Four months into freelance editing, my daily life isn’t much like it used to be. Instead of commuting to Dark Horse, I work at a cleared-off desk in my apartment or, weather permitting, at one of the long tables with electrical outlets at the public library. Instead of chasing artists, I chase publishers. Instead of receiving invoices, I send them.
But I’ve done all that before, having freelanced in the legal field prior to breaking into comics. The biggest and most difficult adjustment in my new endeavor is the need to remain visible through active self-promotion, something which does not come naturally to me, to say the least. I’ve always preferred a behind-the-scenes role.
As a staff editor, that’s no problem, since you get paid every week whether or not the field at large knows who you are, and when attracting talent you trade on the reputation of your company at least as much as on your own. For the majority of my time at Dark Horse I made virtually no effort to be recognized by comics websites or fandom, though I worked hard to maintain relationships with talent, which is a separate matter. I pushed all my books on social media, but kept the focus off myself.
Recently the creative team of an upcoming title I’m editing offered to list my name along with everyone else’s on the series’ covers. I was flattered, and from a mercenary, self-promotional angle, I was tempted to take them up on it. Ultimately I declined, as it just didn’t feel right. Not immoral or anything, but simply in keeping with my belief that comics editors should be invisible, appreciated in some general sense but rarely if ever singled out publicly.

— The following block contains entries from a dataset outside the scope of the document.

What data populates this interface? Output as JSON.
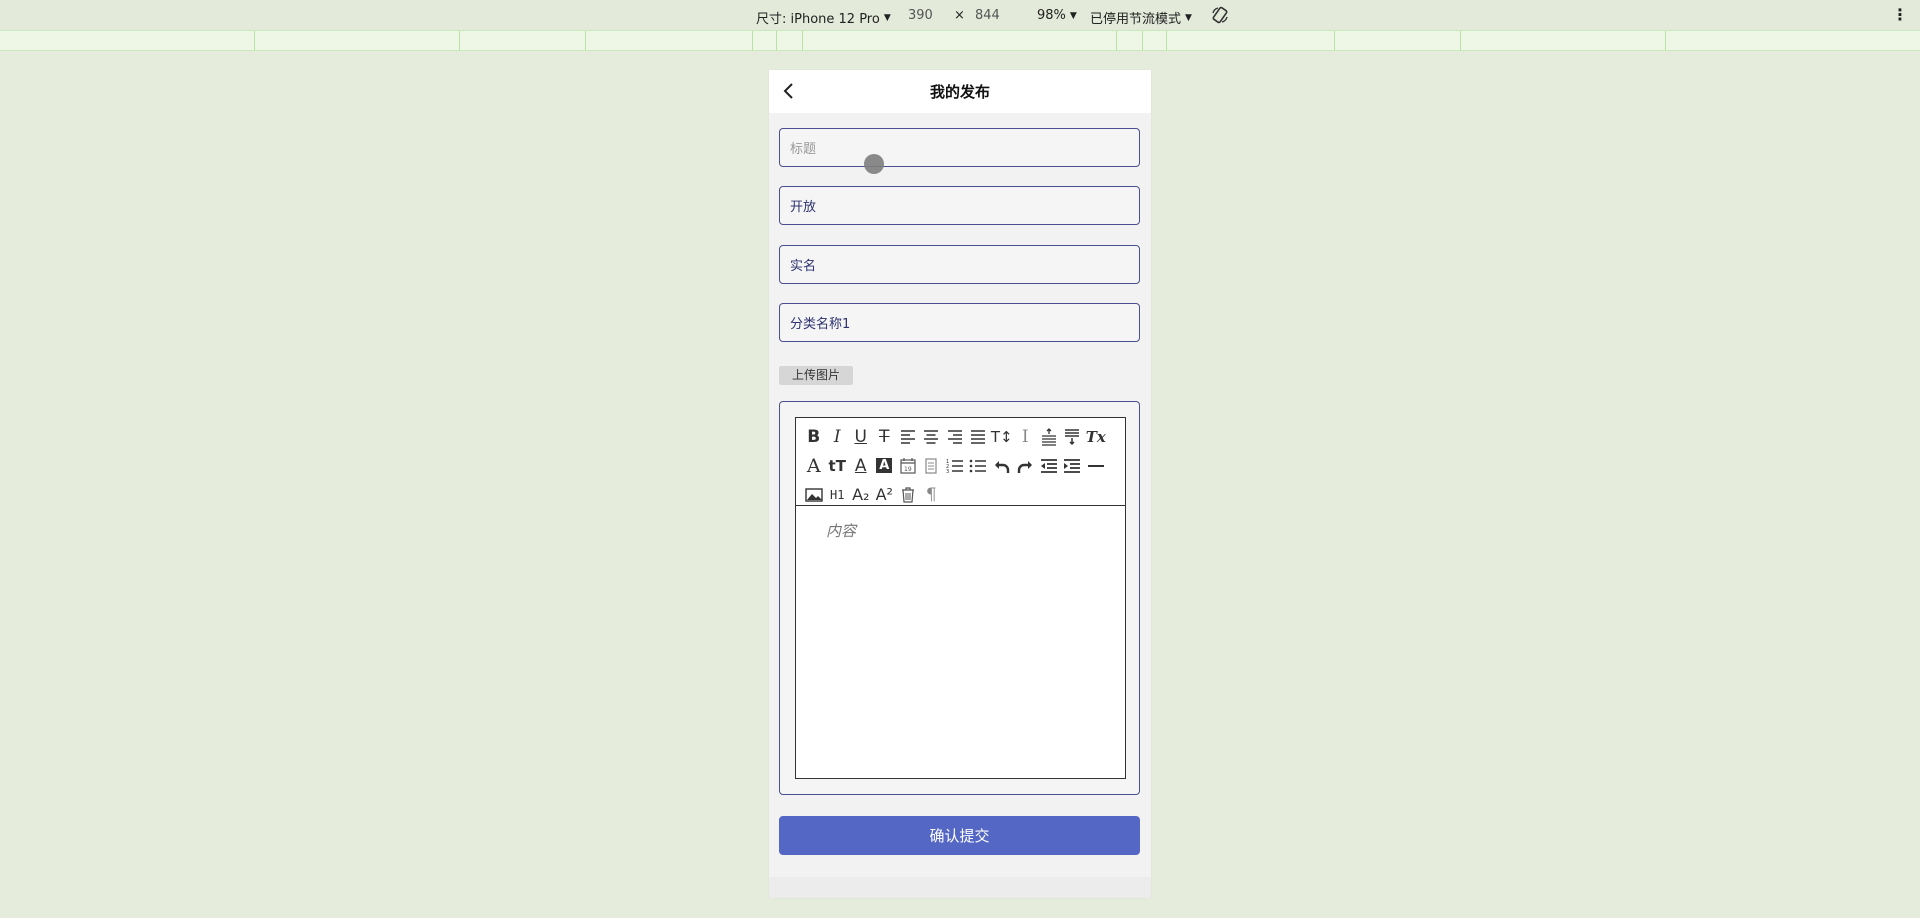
{
  "devtools": {
    "device_label": "尺寸: iPhone 12 Pro",
    "width": "390",
    "times": "×",
    "height": "844",
    "zoom": "98%",
    "throttle": "已停用节流模式"
  },
  "page": {
    "title": "我的发布"
  },
  "form": {
    "title_placeholder": "标题",
    "visibility_value": "开放",
    "identity_value": "实名",
    "category_value": "分类名称1",
    "upload_label": "上传图片",
    "content_placeholder": "内容",
    "submit_label": "确认提交"
  },
  "toolbar": {
    "row1": [
      "B",
      "I",
      "U",
      "S",
      "≡",
      "≡",
      "≡",
      "≡",
      "T↕",
      "I",
      "≡",
      "≡",
      "Tx",
      "A"
    ],
    "row2": [
      "tT",
      "A",
      "A",
      "19",
      "▥",
      "1≡",
      "•≡",
      "↶",
      "↷",
      "⇤",
      "⇥",
      "—",
      "▣",
      "H1"
    ],
    "row3": [
      "A₂",
      "A²",
      "🗑",
      "¶"
    ]
  },
  "colors": {
    "accent": "#5567c5",
    "border": "#4a4f8f",
    "background": "#e5ecdc"
  }
}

It is, as I understand it, an accident of history that comics editors are credited for each title they work on, while book editors are not. Though many book publishers today have their own comics imprints (often not including editorial credits in books), what we think of as the comics industry derives from the magazine business, where editors are known and credited. Even as comic books became graphic novels, the tradition remained.
Because editors are routinely credited, they end up getting a great deal of attention in online press as ambassadors of series and sometimes as members of creative teams or svengalis. This focus warps the audience’s understanding of editors’ roles and invites a level of ego that is at odds with the job of supporting someone else’s vision. I have worked with editors whose actual talents lay in finding new places to add their names rather than in their facility with story or their people skills, to the detriment of the books and the reputation of editors as a group.
But it’s hard to deny that those editors who court the spotlight become the ones people hear about, and the ones people hear about are the ones they think of when hiring. Now that I work for myself, I only work if I convince creators and publishers that they want me specifically to edit a project, which requires being visible on a regular basis, and therein lies the dilemma.
I am used to writing up books I’ve edited, pushing stuff out through social media, and contacting friends and colleagues to share. Knowing I would go freelance in 2015, I stepped up efforts to do the same for myself throughout the year—starting to tweet (@BrendanWasright), doing more interviews, and attending SDCC for the first time—but the actual announcement was the test. I think I swung it, scoring articles on a few sites and having congratulations come in all week through social media and e-mail, but it required going against my natural wiring.
I still briefly forget that it’s not enough to acquire a gig like editing comics for Starburns Industries; you also have to announce and promote it, because success breeds success. You get hired because potential clients see other people hire you. The same goes for periodically reminding Facebook and Twitter, as I did yesterday, that you are open for business when much of what you work on as a consultant goes uncredited (as it should).
It’s immensely gratifying every time someone wants to work with me on my own and not as a representative of a company, but it’s a strange feeling telling the world to look at me after spending the previous years of my career pushing all the attention at others. It still doesn’t quite feel like what an editor is supposed to be doing, but it’s the price of working for one’s self, and the benefits have been tremendous, so I’ll get better at telling people to look at me, and once they do, I’ll tell them to look at the people who hired me, because it’s really their show.